Rural India Gets Remote Eye Care Via Wi-Fi
Filed in archive Wi-Fi by jeff goldman on June 08, 2006

Wi-Fi Networking News' Glenn Fleishman reports today on a trial deployment by Intel and UC Berkeley of wireless remote diagnostics equipment in India.
"In the southern India state of Tamil Nadu, a central eye hospital can now examine patients through outposts up to dozens of miles away using Wi-Fi to transmit image data from cameras," Fleishman writes. "Thousands of patients were served in this trial, and the university reports that the project will be expanded to five hospitals, 50 linked clinics, and an expected 500,000 patients a year."

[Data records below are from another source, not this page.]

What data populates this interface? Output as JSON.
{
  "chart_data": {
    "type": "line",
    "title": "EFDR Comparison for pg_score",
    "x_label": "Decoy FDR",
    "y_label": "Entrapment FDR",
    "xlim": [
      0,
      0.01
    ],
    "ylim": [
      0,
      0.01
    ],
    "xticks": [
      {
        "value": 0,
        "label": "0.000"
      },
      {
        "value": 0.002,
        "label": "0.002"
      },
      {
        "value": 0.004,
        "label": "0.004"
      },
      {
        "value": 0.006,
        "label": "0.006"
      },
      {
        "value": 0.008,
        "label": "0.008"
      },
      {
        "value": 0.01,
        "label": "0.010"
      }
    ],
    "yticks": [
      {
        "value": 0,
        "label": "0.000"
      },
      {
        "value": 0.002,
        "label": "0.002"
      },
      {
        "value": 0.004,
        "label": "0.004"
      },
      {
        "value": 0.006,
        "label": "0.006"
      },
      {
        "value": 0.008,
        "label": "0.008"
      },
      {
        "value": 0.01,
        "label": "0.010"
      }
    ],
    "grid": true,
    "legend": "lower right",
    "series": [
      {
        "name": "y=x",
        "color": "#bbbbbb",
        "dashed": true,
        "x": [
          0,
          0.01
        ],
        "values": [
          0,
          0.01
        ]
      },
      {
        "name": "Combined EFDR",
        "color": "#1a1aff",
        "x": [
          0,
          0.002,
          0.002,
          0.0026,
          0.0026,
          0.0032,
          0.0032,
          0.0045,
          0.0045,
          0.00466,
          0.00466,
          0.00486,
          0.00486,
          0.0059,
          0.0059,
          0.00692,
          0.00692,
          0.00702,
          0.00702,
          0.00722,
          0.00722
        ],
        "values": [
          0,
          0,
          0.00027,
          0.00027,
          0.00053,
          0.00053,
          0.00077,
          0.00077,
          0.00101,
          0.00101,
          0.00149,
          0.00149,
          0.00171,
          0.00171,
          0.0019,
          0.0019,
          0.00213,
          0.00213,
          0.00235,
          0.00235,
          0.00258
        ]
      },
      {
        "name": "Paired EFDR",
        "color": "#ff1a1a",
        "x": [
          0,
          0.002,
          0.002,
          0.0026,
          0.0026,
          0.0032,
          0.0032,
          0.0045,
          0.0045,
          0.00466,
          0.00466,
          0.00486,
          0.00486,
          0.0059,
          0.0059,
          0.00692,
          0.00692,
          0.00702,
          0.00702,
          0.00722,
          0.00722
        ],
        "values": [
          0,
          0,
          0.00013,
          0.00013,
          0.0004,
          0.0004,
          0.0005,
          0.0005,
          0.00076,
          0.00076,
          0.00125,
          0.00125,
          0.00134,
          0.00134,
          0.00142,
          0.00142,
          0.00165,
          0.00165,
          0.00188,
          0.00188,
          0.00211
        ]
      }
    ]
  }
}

The setup is simple -- a nurse
does the screening at the village, using a Web camera to allow a doctor at the Aravind Eye Hospital to examine the patient's eyes. If the doctor needs to see more, or thinks surgery is necessary, then the patient is given a hospital appointment.
"What we've done here is develop a simple, inexpensive software and hardware system that can provide villages with a high-bandwidth connection to computer networks in cities as far as 50 miles away," says Eric Brewer, Director of the Intel Research Berkeley Lab.
As Fleishman points out, the larger implications of this are truly inspiring. "Once you have local clinics with high bandwidth that can then hop on a larger national network, you can have doctors all over the country (or world) contribute hours towards diagnostic work, reducing the time that patients have to spend in travel or untreated due to cost," he writes.